Sie sind jemand, die manchmal wahrscheinlich ihre schärfste Kritikerin ist. Stelle ich mir das richtig so vor?
Das stellen Sie sich richtig so vor.
Da wäre es gut, sich vorzustellen, wie würde ich mit einer Freundin umgehen, die in meiner Situation wäre. Anstatt zu hadern, weil Sie das durchgezogen haben, worum vermutlich alle Welt Sie beneidet.
Das liegt auch daran, dass ich nach Graz zurückgekommen bin. Weil ich jetzt damit konfrontiert bin, dass auch ich damals Medizin studierte und alle meine Freunde von damals eigentlich in diese Richtung gegangen sind, gegen die ich mich entschieden habe: Ein probates Studium zu machen, zu heiraten, in Graz zu bleiben und sich hier ein Leben aufzubauen.
In Graz gibt es sicher tausend Erinnerungen?

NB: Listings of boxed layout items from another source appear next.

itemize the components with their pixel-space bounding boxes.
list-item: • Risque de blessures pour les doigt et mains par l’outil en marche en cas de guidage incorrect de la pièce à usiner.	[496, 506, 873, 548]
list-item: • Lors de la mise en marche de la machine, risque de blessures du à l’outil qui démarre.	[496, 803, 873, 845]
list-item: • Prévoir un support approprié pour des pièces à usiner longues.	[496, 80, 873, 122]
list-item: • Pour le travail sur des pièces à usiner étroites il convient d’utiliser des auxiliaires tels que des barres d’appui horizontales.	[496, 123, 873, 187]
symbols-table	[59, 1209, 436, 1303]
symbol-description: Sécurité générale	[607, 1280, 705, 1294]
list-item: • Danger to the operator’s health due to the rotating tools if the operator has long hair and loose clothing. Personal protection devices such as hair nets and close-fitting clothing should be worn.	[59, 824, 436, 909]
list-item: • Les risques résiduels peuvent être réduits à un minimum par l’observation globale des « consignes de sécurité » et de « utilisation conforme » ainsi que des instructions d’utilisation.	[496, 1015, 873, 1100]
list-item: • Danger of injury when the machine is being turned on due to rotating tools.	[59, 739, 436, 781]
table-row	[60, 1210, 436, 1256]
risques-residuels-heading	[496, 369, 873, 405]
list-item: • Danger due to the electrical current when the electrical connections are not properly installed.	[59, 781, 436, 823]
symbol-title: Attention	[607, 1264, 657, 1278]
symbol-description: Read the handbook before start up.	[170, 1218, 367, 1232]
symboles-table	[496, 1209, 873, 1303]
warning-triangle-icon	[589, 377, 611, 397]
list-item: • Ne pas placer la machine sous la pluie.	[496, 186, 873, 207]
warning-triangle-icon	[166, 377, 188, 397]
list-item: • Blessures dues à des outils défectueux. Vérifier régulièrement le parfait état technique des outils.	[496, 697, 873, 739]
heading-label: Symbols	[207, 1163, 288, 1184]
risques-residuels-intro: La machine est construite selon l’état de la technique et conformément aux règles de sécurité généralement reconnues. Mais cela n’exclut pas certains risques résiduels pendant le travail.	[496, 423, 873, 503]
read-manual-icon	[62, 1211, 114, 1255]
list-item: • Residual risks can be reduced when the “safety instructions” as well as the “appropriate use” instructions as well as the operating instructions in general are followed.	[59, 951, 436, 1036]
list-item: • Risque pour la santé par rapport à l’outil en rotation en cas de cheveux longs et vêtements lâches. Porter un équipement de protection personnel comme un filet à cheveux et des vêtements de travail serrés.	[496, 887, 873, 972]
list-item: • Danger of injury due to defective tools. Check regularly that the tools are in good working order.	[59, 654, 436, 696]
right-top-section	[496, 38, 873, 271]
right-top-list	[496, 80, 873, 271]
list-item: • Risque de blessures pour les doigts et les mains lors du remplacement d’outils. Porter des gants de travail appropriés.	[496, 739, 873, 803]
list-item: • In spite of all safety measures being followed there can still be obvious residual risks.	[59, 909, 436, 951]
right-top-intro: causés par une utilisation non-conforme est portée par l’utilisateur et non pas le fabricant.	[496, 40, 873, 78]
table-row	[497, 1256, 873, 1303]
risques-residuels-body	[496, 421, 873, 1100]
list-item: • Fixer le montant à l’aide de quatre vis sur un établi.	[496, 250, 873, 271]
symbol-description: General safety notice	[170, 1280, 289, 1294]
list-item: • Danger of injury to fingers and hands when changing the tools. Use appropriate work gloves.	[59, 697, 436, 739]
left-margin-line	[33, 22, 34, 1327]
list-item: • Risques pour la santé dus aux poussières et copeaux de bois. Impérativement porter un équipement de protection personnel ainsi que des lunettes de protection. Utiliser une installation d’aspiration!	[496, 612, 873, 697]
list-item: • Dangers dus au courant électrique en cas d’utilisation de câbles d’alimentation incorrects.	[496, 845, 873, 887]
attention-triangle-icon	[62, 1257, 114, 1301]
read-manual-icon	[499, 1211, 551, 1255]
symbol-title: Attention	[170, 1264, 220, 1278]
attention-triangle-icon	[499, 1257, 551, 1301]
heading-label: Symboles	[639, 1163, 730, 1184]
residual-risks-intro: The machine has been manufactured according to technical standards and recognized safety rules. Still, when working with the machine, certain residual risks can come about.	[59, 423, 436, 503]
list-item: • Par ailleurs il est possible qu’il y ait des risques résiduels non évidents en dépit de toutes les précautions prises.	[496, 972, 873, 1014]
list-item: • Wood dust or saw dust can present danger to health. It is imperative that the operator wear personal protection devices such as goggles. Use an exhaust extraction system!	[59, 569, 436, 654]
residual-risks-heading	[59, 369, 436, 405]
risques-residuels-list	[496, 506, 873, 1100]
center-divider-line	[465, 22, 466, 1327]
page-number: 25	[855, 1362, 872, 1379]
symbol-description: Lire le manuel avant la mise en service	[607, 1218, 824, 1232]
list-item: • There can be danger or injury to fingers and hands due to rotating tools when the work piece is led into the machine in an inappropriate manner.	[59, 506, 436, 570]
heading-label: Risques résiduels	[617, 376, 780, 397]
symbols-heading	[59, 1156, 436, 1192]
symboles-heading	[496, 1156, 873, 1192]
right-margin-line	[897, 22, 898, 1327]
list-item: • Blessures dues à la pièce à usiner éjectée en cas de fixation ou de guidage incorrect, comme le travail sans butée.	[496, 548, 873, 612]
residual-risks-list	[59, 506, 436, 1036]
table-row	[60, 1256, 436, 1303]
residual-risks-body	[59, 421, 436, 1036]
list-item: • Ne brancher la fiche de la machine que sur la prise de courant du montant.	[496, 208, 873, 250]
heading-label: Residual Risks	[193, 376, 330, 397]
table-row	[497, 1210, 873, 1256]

Natürlich! Bei der Herz-Jesu-Kirche war ich in der Volksschule und habe ich meine Firmung gehabt. Und in der Franziskanerkirche bin ich immer beten gegangen, bevor ich in die Schule gegangen bin, dass ich bei der Latein-Wiederholung nicht drankomme. Und am Schlossberg wollte ich immer an der Westseite auf einem Bankerl einen wahnsinnig attraktiven Jungen küssen. In der Abendsonne wohlgemerkt. Das ist damals nicht gelungen, das Bankerl gibt’s aber noch.
Aglaia Szyszkowitz, 57 …
… ist eine österreichische Theater- und Filmschauspielerin. Sie studierte zwei Semester Medizin. Von 1987 bis 1990 absolvierte Aglaia Szyszkowitz eine Ausbildung an der Schauspielschule des Wiener Volkstheaters und ging nach Deutschland. Sie wirkte bis heute in mehr als 100 Film- und Fernsehproduktionen mit, darunter „Zwei Männer, zwei Frauen, vier Probleme“, „Polizeiruf“ und „Tatort“.
Dieser Beitrag ist ursprünglich in der News-Printausgabe Nr. 33+34/25 erschienen.